Paolo Di Canio harbours a problem as he attempts to all but ensure Sunderland's Premier League survival by choreographing a win against Stoke City at the Stadium of Light on Monday night.
It centres on his strikers, or rather striker as, with Steven Fletcher and Connor Wickham injured and Stéphane Sessègnon suspended, Danny Graham is the club's sole fit senior forward. And Graham has still to score his first goal for Sunderland following a £5m January move from Swansea City.
Not that Di Canio, whose former club, Swindon Town, won at Stoke in a League Cup tie in August, is daunted. "I am sure the time will come when Danny will score and I'm sure it will be in the next two games," said Sunderland's manager. "I am sure Danny is going to be crucial in our final three games – and not only because he is the only striker we have got."
While there are hopes that Wickham may return in the final two fixtures, at home to Southampton and away at Tottenham Hotspur, all eyes will be on Graham on Monday.
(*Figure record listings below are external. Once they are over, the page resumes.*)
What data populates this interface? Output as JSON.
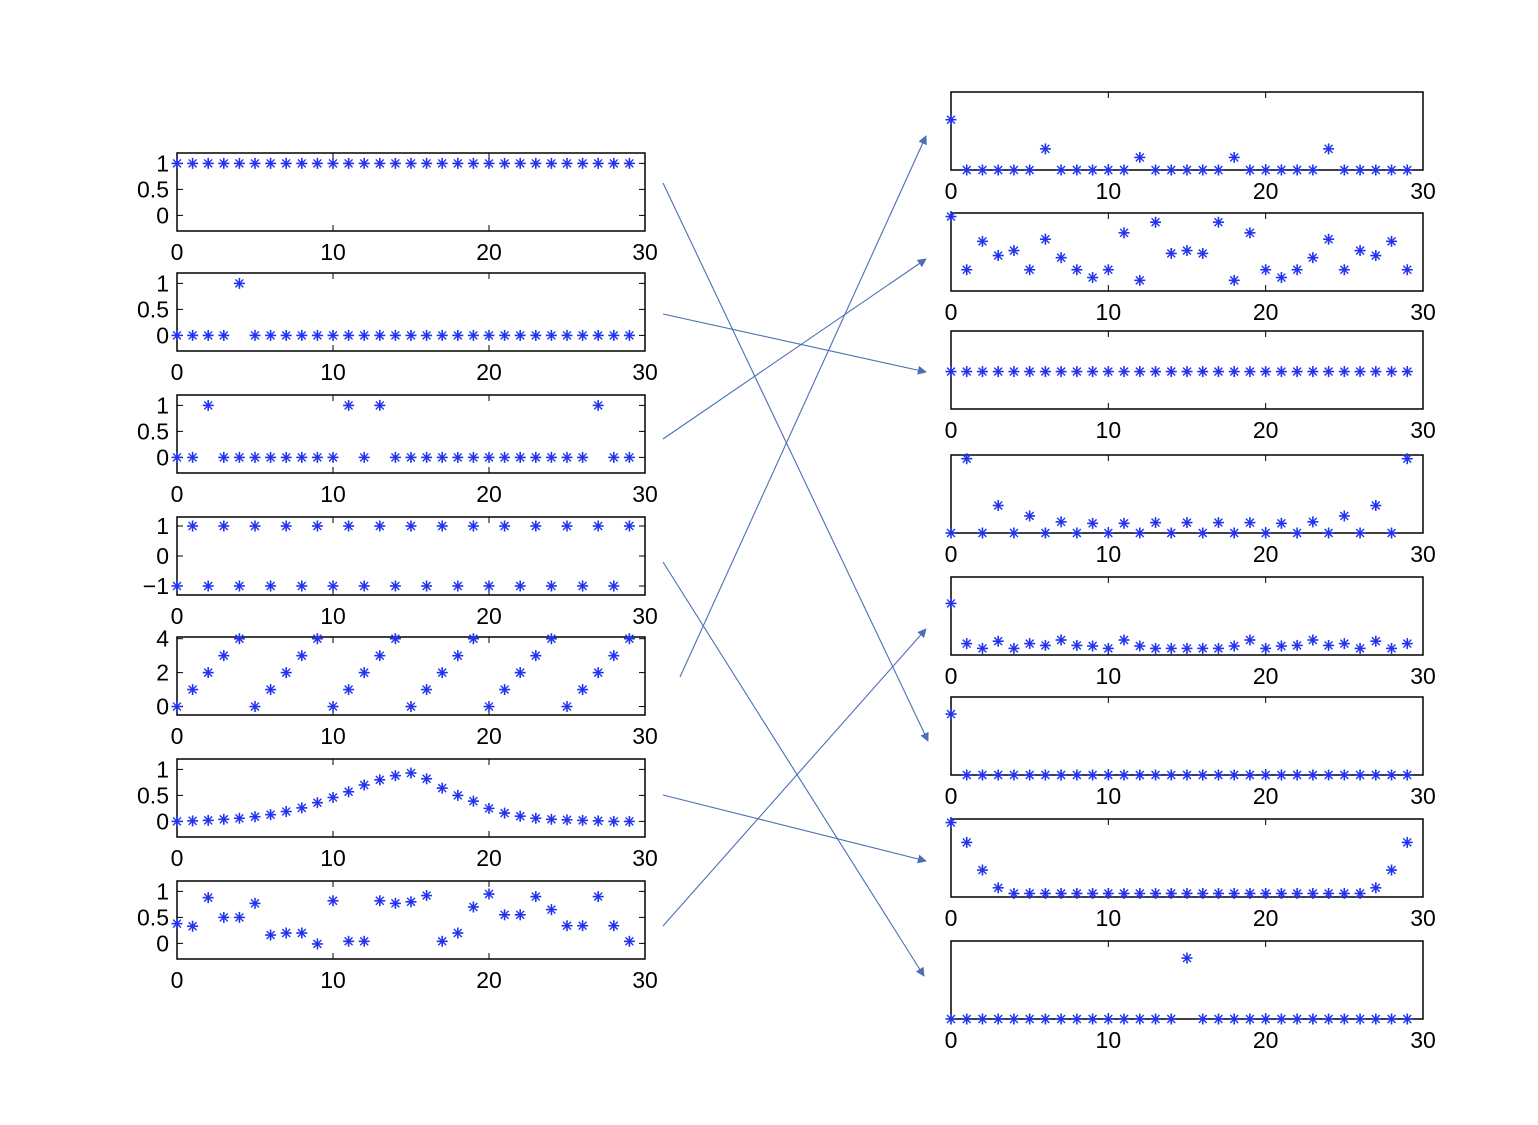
{
  "colors": {
    "marker": "#2233ee",
    "arrow": "#4a6fb5",
    "axes": "#000000"
  },
  "chart_data": [
    {
      "id": "L1",
      "type": "scatter",
      "marker": "*",
      "xlim": [
        0,
        30
      ],
      "ylim": [
        -0.3,
        1.2
      ],
      "xticks": [
        "0",
        "10",
        "20",
        "30"
      ],
      "yticks": [
        1,
        0.5,
        0
      ],
      "ytick_labels": [
        "1",
        "0.5",
        "0"
      ],
      "x": [
        0,
        1,
        2,
        3,
        4,
        5,
        6,
        7,
        8,
        9,
        10,
        11,
        12,
        13,
        14,
        15,
        16,
        17,
        18,
        19,
        20,
        21,
        22,
        23,
        24,
        25,
        26,
        27,
        28,
        29
      ],
      "y": [
        1,
        1,
        1,
        1,
        1,
        1,
        1,
        1,
        1,
        1,
        1,
        1,
        1,
        1,
        1,
        1,
        1,
        1,
        1,
        1,
        1,
        1,
        1,
        1,
        1,
        1,
        1,
        1,
        1,
        1
      ]
    },
    {
      "id": "L2",
      "type": "scatter",
      "marker": "*",
      "xlim": [
        0,
        30
      ],
      "ylim": [
        -0.3,
        1.2
      ],
      "xticks": [
        "0",
        "10",
        "20",
        "30"
      ],
      "yticks": [
        1,
        0.5,
        0
      ],
      "ytick_labels": [
        "1",
        "0.5",
        "0"
      ],
      "x": [
        0,
        1,
        2,
        3,
        4,
        5,
        6,
        7,
        8,
        9,
        10,
        11,
        12,
        13,
        14,
        15,
        16,
        17,
        18,
        19,
        20,
        21,
        22,
        23,
        24,
        25,
        26,
        27,
        28,
        29
      ],
      "y": [
        0,
        0,
        0,
        0,
        1,
        0,
        0,
        0,
        0,
        0,
        0,
        0,
        0,
        0,
        0,
        0,
        0,
        0,
        0,
        0,
        0,
        0,
        0,
        0,
        0,
        0,
        0,
        0,
        0,
        0
      ]
    },
    {
      "id": "L3",
      "type": "scatter",
      "marker": "*",
      "xlim": [
        0,
        30
      ],
      "ylim": [
        -0.3,
        1.2
      ],
      "xticks": [
        "0",
        "10",
        "20",
        "30"
      ],
      "yticks": [
        1,
        0.5,
        0
      ],
      "ytick_labels": [
        "1",
        "0.5",
        "0"
      ],
      "x": [
        0,
        1,
        2,
        3,
        4,
        5,
        6,
        7,
        8,
        9,
        10,
        11,
        12,
        13,
        14,
        15,
        16,
        17,
        18,
        19,
        20,
        21,
        22,
        23,
        24,
        25,
        26,
        27,
        28,
        29
      ],
      "y": [
        0,
        0,
        1,
        0,
        0,
        0,
        0,
        0,
        0,
        0,
        0,
        1,
        0,
        1,
        0,
        0,
        0,
        0,
        0,
        0,
        0,
        0,
        0,
        0,
        0,
        0,
        0,
        1,
        0,
        0
      ]
    },
    {
      "id": "L4",
      "type": "scatter",
      "marker": "*",
      "xlim": [
        0,
        30
      ],
      "ylim": [
        -1.3,
        1.3
      ],
      "xticks": [
        "0",
        "10",
        "20",
        "30"
      ],
      "yticks": [
        1,
        0,
        -1
      ],
      "ytick_labels": [
        "1",
        "0",
        "−1"
      ],
      "x": [
        0,
        1,
        2,
        3,
        4,
        5,
        6,
        7,
        8,
        9,
        10,
        11,
        12,
        13,
        14,
        15,
        16,
        17,
        18,
        19,
        20,
        21,
        22,
        23,
        24,
        25,
        26,
        27,
        28,
        29
      ],
      "y": [
        -1,
        1,
        -1,
        1,
        -1,
        1,
        -1,
        1,
        -1,
        1,
        -1,
        1,
        -1,
        1,
        -1,
        1,
        -1,
        1,
        -1,
        1,
        -1,
        1,
        -1,
        1,
        -1,
        1,
        -1,
        1,
        -1,
        1
      ]
    },
    {
      "id": "L5",
      "type": "scatter",
      "marker": "*",
      "xlim": [
        0,
        30
      ],
      "ylim": [
        -0.5,
        4.1
      ],
      "xticks": [
        "0",
        "10",
        "20",
        "30"
      ],
      "yticks": [
        4,
        2,
        0
      ],
      "ytick_labels": [
        "4",
        "2",
        "0"
      ],
      "x": [
        0,
        1,
        2,
        3,
        4,
        5,
        6,
        7,
        8,
        9,
        10,
        11,
        12,
        13,
        14,
        15,
        16,
        17,
        18,
        19,
        20,
        21,
        22,
        23,
        24,
        25,
        26,
        27,
        28,
        29
      ],
      "y": [
        0,
        1,
        2,
        3,
        4,
        0,
        1,
        2,
        3,
        4,
        0,
        1,
        2,
        3,
        4,
        0,
        1,
        2,
        3,
        4,
        0,
        1,
        2,
        3,
        4,
        0,
        1,
        2,
        3,
        4
      ]
    },
    {
      "id": "L6",
      "type": "scatter",
      "marker": "*",
      "xlim": [
        0,
        30
      ],
      "ylim": [
        -0.3,
        1.2
      ],
      "xticks": [
        "0",
        "10",
        "20",
        "30"
      ],
      "yticks": [
        1,
        0.5,
        0
      ],
      "ytick_labels": [
        "1",
        "0.5",
        "0"
      ],
      "x": [
        0,
        1,
        2,
        3,
        4,
        5,
        6,
        7,
        8,
        9,
        10,
        11,
        12,
        13,
        14,
        15,
        16,
        17,
        18,
        19,
        20,
        21,
        22,
        23,
        24,
        25,
        26,
        27,
        28,
        29
      ],
      "y": [
        0.0,
        0.01,
        0.02,
        0.04,
        0.06,
        0.09,
        0.13,
        0.19,
        0.26,
        0.36,
        0.46,
        0.57,
        0.7,
        0.8,
        0.88,
        0.93,
        0.82,
        0.64,
        0.5,
        0.39,
        0.25,
        0.16,
        0.1,
        0.06,
        0.04,
        0.03,
        0.02,
        0.01,
        0.0,
        0.0
      ]
    },
    {
      "id": "L7",
      "type": "scatter",
      "marker": "*",
      "xlim": [
        0,
        30
      ],
      "ylim": [
        -0.3,
        1.2
      ],
      "xticks": [
        "0",
        "10",
        "20",
        "30"
      ],
      "yticks": [
        1,
        0.5,
        0
      ],
      "ytick_labels": [
        "1",
        "0.5",
        "0"
      ],
      "x": [
        0,
        1,
        2,
        3,
        4,
        5,
        6,
        7,
        8,
        9,
        10,
        11,
        12,
        13,
        14,
        15,
        16,
        17,
        18,
        19,
        20,
        21,
        22,
        23,
        24,
        25,
        26,
        27,
        28,
        29
      ],
      "y": [
        0.38,
        0.33,
        0.88,
        0.5,
        0.5,
        0.77,
        0.16,
        0.2,
        0.2,
        -0.01,
        0.82,
        0.04,
        0.04,
        0.82,
        0.77,
        0.8,
        0.92,
        0.04,
        0.2,
        0.7,
        0.95,
        0.55,
        0.55,
        0.9,
        0.65,
        0.34,
        0.34,
        0.9,
        0.34,
        0.04
      ]
    },
    {
      "id": "R1",
      "type": "scatter",
      "marker": "*",
      "xlim": [
        0,
        30
      ],
      "ylim": [
        0,
        1.55
      ],
      "xticks": [
        "0",
        "10",
        "20",
        "30"
      ],
      "x": [
        0,
        1,
        2,
        3,
        4,
        5,
        6,
        7,
        8,
        9,
        10,
        11,
        12,
        13,
        14,
        15,
        16,
        17,
        18,
        19,
        20,
        21,
        22,
        23,
        24,
        25,
        26,
        27,
        28,
        29
      ],
      "y": [
        1,
        0,
        0,
        0,
        0,
        0,
        0.42,
        0,
        0,
        0,
        0,
        0,
        0.25,
        0,
        0,
        0,
        0,
        0,
        0.25,
        0,
        0,
        0,
        0,
        0,
        0.42,
        0,
        0,
        0,
        0,
        0
      ]
    },
    {
      "id": "R2",
      "type": "scatter",
      "marker": "*",
      "xlim": [
        0,
        30
      ],
      "ylim": [
        -0.05,
        1.05
      ],
      "xticks": [
        "0",
        "10",
        "20",
        "30"
      ],
      "x": [
        0,
        1,
        2,
        3,
        4,
        5,
        6,
        7,
        8,
        9,
        10,
        11,
        12,
        13,
        14,
        15,
        16,
        17,
        18,
        19,
        20,
        21,
        22,
        23,
        24,
        25,
        26,
        27,
        28,
        29
      ],
      "y": [
        1.0,
        0.25,
        0.65,
        0.45,
        0.52,
        0.25,
        0.68,
        0.42,
        0.25,
        0.14,
        0.25,
        0.77,
        0.1,
        0.92,
        0.48,
        0.52,
        0.48,
        0.92,
        0.1,
        0.77,
        0.25,
        0.14,
        0.25,
        0.42,
        0.68,
        0.25,
        0.52,
        0.45,
        0.65,
        0.25
      ]
    },
    {
      "id": "R3",
      "type": "scatter",
      "marker": "*",
      "xlim": [
        0,
        30
      ],
      "ylim": [
        0,
        1.25
      ],
      "xticks": [
        "0",
        "10",
        "20",
        "30"
      ],
      "x": [
        0,
        1,
        2,
        3,
        4,
        5,
        6,
        7,
        8,
        9,
        10,
        11,
        12,
        13,
        14,
        15,
        16,
        17,
        18,
        19,
        20,
        21,
        22,
        23,
        24,
        25,
        26,
        27,
        28,
        29
      ],
      "y": [
        0.6,
        0.6,
        0.6,
        0.6,
        0.6,
        0.6,
        0.6,
        0.6,
        0.6,
        0.6,
        0.6,
        0.6,
        0.6,
        0.6,
        0.6,
        0.6,
        0.6,
        0.6,
        0.6,
        0.6,
        0.6,
        0.6,
        0.6,
        0.6,
        0.6,
        0.6,
        0.6,
        0.6,
        0.6,
        0.6
      ]
    },
    {
      "id": "R4",
      "type": "scatter",
      "marker": "*",
      "xlim": [
        0,
        30
      ],
      "ylim": [
        0,
        1.05
      ],
      "xticks": [
        "0",
        "10",
        "20",
        "30"
      ],
      "x": [
        0,
        1,
        2,
        3,
        4,
        5,
        6,
        7,
        8,
        9,
        10,
        11,
        12,
        13,
        14,
        15,
        16,
        17,
        18,
        19,
        20,
        21,
        22,
        23,
        24,
        25,
        26,
        27,
        28,
        29
      ],
      "y": [
        0,
        1,
        0,
        0.37,
        0,
        0.23,
        0,
        0.15,
        0,
        0.13,
        0,
        0.13,
        0,
        0.14,
        0,
        0.14,
        0,
        0.14,
        0,
        0.14,
        0,
        0.13,
        0,
        0.15,
        0,
        0.23,
        0,
        0.37,
        0,
        1
      ]
    },
    {
      "id": "R5",
      "type": "scatter",
      "marker": "*",
      "xlim": [
        0,
        30
      ],
      "ylim": [
        -0.05,
        1.25
      ],
      "xticks": [
        "0",
        "10",
        "20",
        "30"
      ],
      "x": [
        0,
        1,
        2,
        3,
        4,
        5,
        6,
        7,
        8,
        9,
        10,
        11,
        12,
        13,
        14,
        15,
        16,
        17,
        18,
        19,
        20,
        21,
        22,
        23,
        24,
        25,
        26,
        27,
        28,
        29
      ],
      "y": [
        0.81,
        0.14,
        0.06,
        0.18,
        0.06,
        0.14,
        0.11,
        0.2,
        0.11,
        0.1,
        0.06,
        0.2,
        0.1,
        0.06,
        0.06,
        0.06,
        0.06,
        0.06,
        0.1,
        0.2,
        0.06,
        0.1,
        0.11,
        0.2,
        0.11,
        0.14,
        0.06,
        0.18,
        0.06,
        0.14
      ]
    },
    {
      "id": "R6",
      "type": "scatter",
      "marker": "*",
      "xlim": [
        0,
        30
      ],
      "ylim": [
        0,
        1.28
      ],
      "xticks": [
        "0",
        "10",
        "20",
        "30"
      ],
      "x": [
        0,
        1,
        2,
        3,
        4,
        5,
        6,
        7,
        8,
        9,
        10,
        11,
        12,
        13,
        14,
        15,
        16,
        17,
        18,
        19,
        20,
        21,
        22,
        23,
        24,
        25,
        26,
        27,
        28,
        29
      ],
      "y": [
        1,
        0,
        0,
        0,
        0,
        0,
        0,
        0,
        0,
        0,
        0,
        0,
        0,
        0,
        0,
        0,
        0,
        0,
        0,
        0,
        0,
        0,
        0,
        0,
        0,
        0,
        0,
        0,
        0,
        0
      ]
    },
    {
      "id": "R7",
      "type": "scatter",
      "marker": "*",
      "xlim": [
        0,
        30
      ],
      "ylim": [
        -0.05,
        1.05
      ],
      "xticks": [
        "0",
        "10",
        "20",
        "30"
      ],
      "x": [
        0,
        1,
        2,
        3,
        4,
        5,
        6,
        7,
        8,
        9,
        10,
        11,
        12,
        13,
        14,
        15,
        16,
        17,
        18,
        19,
        20,
        21,
        22,
        23,
        24,
        25,
        26,
        27,
        28,
        29
      ],
      "y": [
        1.0,
        0.72,
        0.33,
        0.08,
        0,
        0,
        0,
        0,
        0,
        0,
        0,
        0,
        0,
        0,
        0,
        0,
        0,
        0,
        0,
        0,
        0,
        0,
        0,
        0,
        0,
        0,
        0,
        0.08,
        0.33,
        0.72
      ]
    },
    {
      "id": "R8",
      "type": "scatter",
      "marker": "*",
      "xlim": [
        0,
        30
      ],
      "ylim": [
        0,
        1.28
      ],
      "xticks": [
        "0",
        "10",
        "20",
        "30"
      ],
      "x": [
        0,
        1,
        2,
        3,
        4,
        5,
        6,
        7,
        8,
        9,
        10,
        11,
        12,
        13,
        14,
        15,
        16,
        17,
        18,
        19,
        20,
        21,
        22,
        23,
        24,
        25,
        26,
        27,
        28,
        29
      ],
      "y": [
        0,
        0,
        0,
        0,
        0,
        0,
        0,
        0,
        0,
        0,
        0,
        0,
        0,
        0,
        0,
        1,
        0,
        0,
        0,
        0,
        0,
        0,
        0,
        0,
        0,
        0,
        0,
        0,
        0,
        0
      ]
    }
  ],
  "connections": [
    {
      "from": "L1",
      "to": "R6"
    },
    {
      "from": "L2",
      "to": "R3"
    },
    {
      "from": "L3",
      "to": "R2"
    },
    {
      "from": "L4",
      "to": "R8"
    },
    {
      "from": "L5",
      "to": "R1"
    },
    {
      "from": "L6",
      "to": "R7"
    },
    {
      "from": "L7",
      "to": "R5"
    }
  ]
}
"When I arrived, in my opinion, Danny wasn't really fit enough in terms of playing in the Premier League," said Di Canio, a former striker himself. "He had a long face during my first two or three training sessions and I thought 'can he play football?' I wondered what was going on so I spoke to him. Now he is confident. He is not down. He feels part of the cause and is always active, encouraging the other players in the training drills. He is intelligent and now he is ready, which is why I feel confident that he can score."
After two fine wins at Newcastle and at home to Everton, Sunderland were brought back down to earth with a 6-1 defeat at Aston Villa last Monday but their Italian manager is confident that the "poison of complacency and over-confidence" has now been purged from their systems and promises he can "guarantee" a much improved performance against Tony Pulis's side.
During a post mortem into the Villa reverse held at 4pm on a cancelled day off last Tuesday, Di Canio threw the floor open to his players before questioning individuals on what, precisely, had gone wrong.
He liked what he heard. "This is a very genuine group, very honest, one of the best groups I've seen in a football dressing room," he said. "They are also very shy and they maybe lack a bit of devil, a bit of edge – they are very clean – but I trust them. We fell into a trap at Villa but I have no worries that they will not perform well against Stoke."